Peter Laffin |
Mas tudo isso não passou de
uma imitação juvenil de uma história que a nossa cultura não se cansa de
repetir, a da criança cuja individualidade tem sido de alguma forma suprimida e
que mais tarde aprendeu a encontrar a sua voz e a “dizer a sua verdade”. Mas o
resultado é que me deixou amargurado, amassado e, no final de contas,
aborrecido.
Hollywood faz com que esta
história pareça glamorosa no grande ecrã, com imagens em câmara lenta que batem
certo com a banda sonora. Mas na vida real o projecto da auto-invenção é
marcado por fases sem qualquer glamour, que nos filmes são convenientemente
ignorados. A criação da nossa própria identidade de raiz é um projecto
limitador, frustrante e repleto de ansiedade. É o contrário da aventura de
descobrir o nosso papel na grande história do cosmos, que expande a alma.
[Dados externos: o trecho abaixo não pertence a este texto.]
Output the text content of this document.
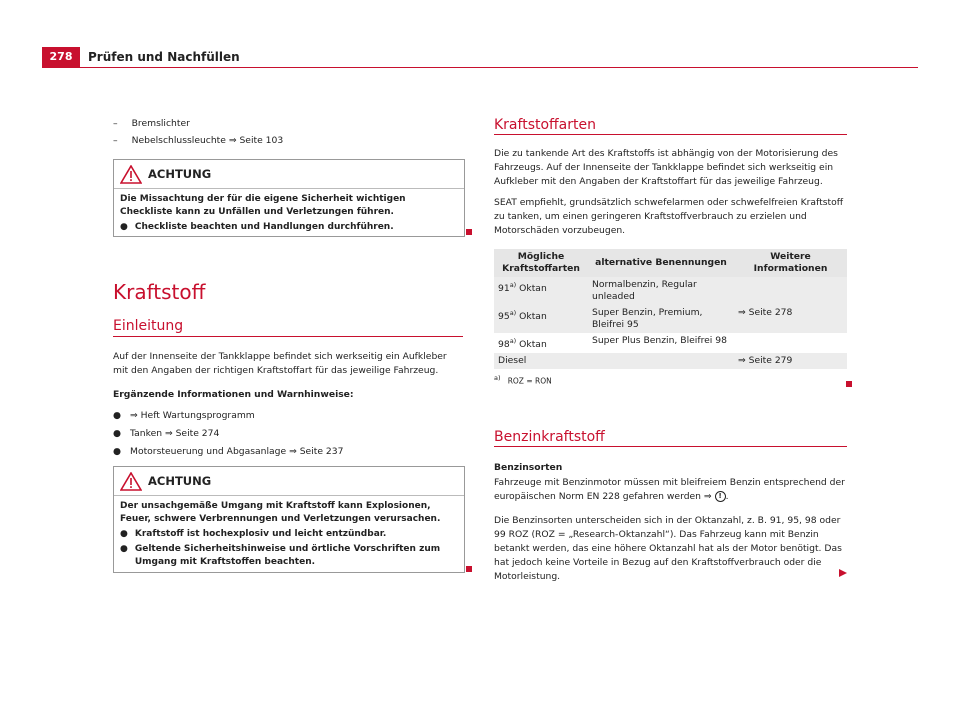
278	Prüfen und Nachfüllen
– Bremslichter
– Nebelschlussleuchte ⇒ Seite 103
ACHTUNG
Die Missachtung der für die eigene Sicherheit wichtigen Checkliste kann zu Unfällen und Verletzungen führen.
● Checkliste beachten und Handlungen durchführen.
Kraftstoff
Einleitung
Auf der Innenseite der Tankklappe befindet sich werkseitig ein Aufkleber mit den Angaben der richtigen Kraftstoffart für das jeweilige Fahrzeug.
Ergänzende Informationen und Warnhinweise:
● ⇒ Heft Wartungsprogramm
● Tanken ⇒ Seite 274
● Motorsteuerung und Abgasanlage ⇒ Seite 237
ACHTUNG
Der unsachgemäße Umgang mit Kraftstoff kann Explosionen, Feuer, schwere Verbrennungen und Verletzungen verursachen.
● Kraftstoff ist hochexplosiv und leicht entzündbar.
● Geltende Sicherheitshinweise und örtliche Vorschriften zum Umgang mit Kraftstoffen beachten.
Kraftstoffarten
Die zu tankende Art des Kraftstoffs ist abhängig von der Motorisierung des Fahrzeugs. Auf der Innenseite der Tankklappe befindet sich werkseitig ein Aufkleber mit den Angaben der Kraftstoffart für das jeweilige Fahrzeug.
SEAT empfiehlt, grundsätzlich schwefelarmen oder schwefelfreien Kraftstoff zu tanken, um einen geringeren Kraftstoffverbrauch zu erzielen und Motorschäden vorzubeugen.
Mögliche Kraftstoffarten	alternative Benennungen	Weitere Informationen
91$^{a)}$ Oktan	Normalbenzin, Regular unleaded	
95$^{a)}$ Oktan	Super Benzin, Premium, Bleifrei 95	⇒ Seite 278
98$^{a)}$ Oktan	Super Plus Benzin, Bleifrei 98	
Diesel		⇒ Seite 279
$^{a)}$ ROZ = RON
Benzinkraftstoff
Benzinsorten
Fahrzeuge mit Benzinmotor müssen mit bleifreiem Benzin entsprechend der europäischen Norm EN 228 gefahren werden ⇒ ! .
Die Benzinsorten unterscheiden sich in der Oktanzahl, z. B. 91, 95, 98 oder 99 ROZ (ROZ = „Research-Oktanzahl“). Das Fahrzeug kann mit Benzin betankt werden, das eine höhere Oktanzahl hat als der Motor benötigt. Das hat jedoch keine Vorteile in Bezug auf den Kraftstoffverbrauch oder die Motorleistung.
Este é um ângulo que devia ser
mais explorado na evangelização: A Igreja oferece a promessa de aventura a um
mundo irremediavelmente entediado pela sua própria reflexão no ecrã de um
telemóvel.
Mais do que encorajar a
miragem da auto-criação – como se fossemos suficientemente poderosos para nos
criarmos a nós mesmos ou sequer alterar a substância das nossas almas – a fé
revela a identidade humana como ela é, objectivamente, em relação ao Criador.
O Novo Testamento, em
particular, oferece-nos pistas sobre a verdadeira identidade humana, na sua
relação com Deus, na pessoa de Jesus Cristo. Na grande e variada quantidade de
personagens que aparecem juntamente com Cristo, ou que surgem nas suas parábolas, reconhecemos partes de nós mesmos, e através das suas experiências discernimos
verdades-chave sobre as diferenças entre o homem e Deus.
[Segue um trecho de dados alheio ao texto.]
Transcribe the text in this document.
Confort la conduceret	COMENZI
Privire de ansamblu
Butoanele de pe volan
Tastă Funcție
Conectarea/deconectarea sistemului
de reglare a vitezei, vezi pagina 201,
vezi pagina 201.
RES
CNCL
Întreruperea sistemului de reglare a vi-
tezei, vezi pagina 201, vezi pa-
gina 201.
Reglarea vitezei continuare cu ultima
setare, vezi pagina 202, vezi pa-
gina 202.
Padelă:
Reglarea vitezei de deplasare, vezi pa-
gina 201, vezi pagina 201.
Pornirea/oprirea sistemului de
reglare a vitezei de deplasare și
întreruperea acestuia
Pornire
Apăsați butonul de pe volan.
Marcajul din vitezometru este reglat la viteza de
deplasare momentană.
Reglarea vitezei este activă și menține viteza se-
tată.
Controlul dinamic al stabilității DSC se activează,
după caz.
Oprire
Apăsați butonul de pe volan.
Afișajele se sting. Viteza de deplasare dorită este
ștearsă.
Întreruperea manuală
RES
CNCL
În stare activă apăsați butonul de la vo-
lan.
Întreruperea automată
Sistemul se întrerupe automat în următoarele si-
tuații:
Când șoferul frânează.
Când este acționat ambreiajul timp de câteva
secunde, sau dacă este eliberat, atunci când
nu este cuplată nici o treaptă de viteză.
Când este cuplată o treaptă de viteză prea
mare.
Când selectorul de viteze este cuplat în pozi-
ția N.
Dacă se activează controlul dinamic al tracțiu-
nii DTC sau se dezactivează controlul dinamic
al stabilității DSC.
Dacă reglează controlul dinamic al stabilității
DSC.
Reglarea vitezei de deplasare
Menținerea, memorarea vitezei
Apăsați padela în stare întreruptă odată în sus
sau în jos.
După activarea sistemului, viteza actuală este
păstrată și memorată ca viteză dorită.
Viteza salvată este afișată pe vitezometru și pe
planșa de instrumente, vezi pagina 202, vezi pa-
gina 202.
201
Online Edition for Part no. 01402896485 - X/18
Se não lermos os Evangelhos apenas como exercícios académicos, mas como uma oportunidade para viver através dos olhos das suas personagens, damos por nós num constante estado de déjà vu. Os seus encontros com o Divino provocam um sentimento inquietante de acordar de um longo adormecimento. À Luz de Cristo um indivíduo é inteiramente exposto. A presença de Deus abre o alçapão do ego e vemo-nos lançados para um estado de autoconhecimento profundo.
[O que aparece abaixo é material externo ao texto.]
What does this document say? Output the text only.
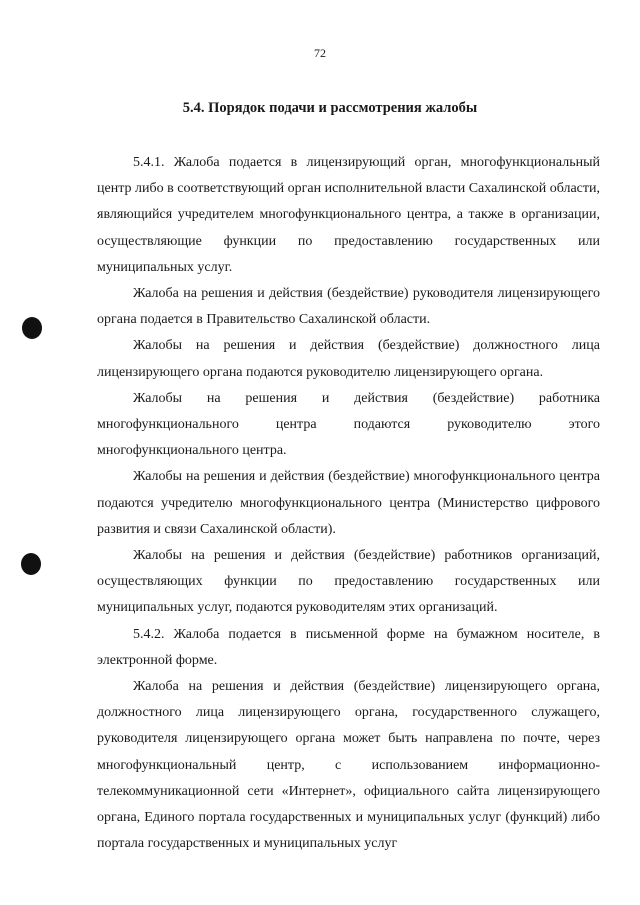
72
5.4. Порядок подачи и рассмотрения жалобы

5.4.1. Жалоба подается в лицензирующий орган, многофункциональный центр либо в соответствующий орган исполнительной власти Сахалинской области, являющийся учредителем многофункционального центра, а также в организации, осуществляющие функции по предоставлению государственных или муниципальных услуг.

Жалоба на решения и действия (бездействие) руководителя лицензирующего органа подается в Правительство Сахалинской области.

Жалобы на решения и действия (бездействие) должностного лица лицензирующего органа подаются руководителю лицензирующего органа.

Жалобы на решения и действия (бездействие) работника многофункционального центра подаются руководителю этого многофункционального центра.

Жалобы на решения и действия (бездействие) многофункционального центра подаются учредителю многофункционального центра (Министерство цифрового развития и связи Сахалинской области).

Жалобы на решения и действия (бездействие) работников организаций, осуществляющих функции по предоставлению государственных или муниципальных услуг, подаются руководителям этих организаций.

5.4.2. Жалоба подается в письменной форме на бумажном носителе, в электронной форме.

Жалоба на решения и действия (бездействие) лицензирующего органа, должностного лица лицензирующего органа, государственного служащего, руководителя лицензирующего органа может быть направлена по почте, через многофункциональный центр, с использованием информационно-телекоммуникационной сети «Интернет», официального сайта лицензирующего органа, Единого портала государственных и муниципальных услуг (функций) либо портала государственных и муниципальных услуг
As personagens individuais dos
Evangelhos revelam-se-nos de acordo com as épocas inalteráveis do coração.
Quando damos por nós numa grande tristeza por não conseguirmos largar os
tesouros da terra pela eternidade identificamo-nos com o jovem rico. Quando
sofremos com a ferida aberta do pecado não reparado identificamo-nos com a
samaritana junto ao poço. Quando sentimos a tentação de abdicar das
responsabilidades do nosso poder terreno, até nos identificamos com Pôncio
Pilatos.
Até as personagens do reino
animal nos transmitem verdades fundamentais sobre a natureza dos seres criados
em relação à natureza de Deus. Na verdade, nenhuma personagem do Evangelho me
diz mais sobre mim do que a personagem que dá o nome à parábola da ovelha tresmalhada.
Mas, como sempre, a história
só ganha interesse quando Deus entra em acção. Num acto de desespero
totalmente irracional o pastor – isto é, o Senhor – abandona o resto do seu
rebanho, os noventa e nove que não se tresmalharam, para poder perseguir o que
o fez. O coração do pastor sofre tanto com o desaparecimento de uma mera ovelha
amada que ele se lança sem pensar duas vezes numa missão de socorro.
O leitor (este leitor, pelo
menos) até fica admirado com a aparente irresponsabilidade. Pela lógica humana
é algo que não faz sentido, não parece certo que o bem-estar de um deva ter
precedência sobre o bem-estar de muitos. Também não faz sentido que um pastor
deva agir contra o seu próprio interesse. Não deve ele preocupar-se com o valor
geral do seu rebanho?
O que torna a parábola ainda
mais estranha é o facto de, noutro lugar no Evangelho, Jesus nos dizer para
sermos perfeitos como o Pai Celeste. Esta passagem não só revela a nossa
identidade em relação a Deus, como ainda nos oferece um modelo de conduta. Será
que o Senhor quer mesmo que imitemos o pastor nestas circunstâncias?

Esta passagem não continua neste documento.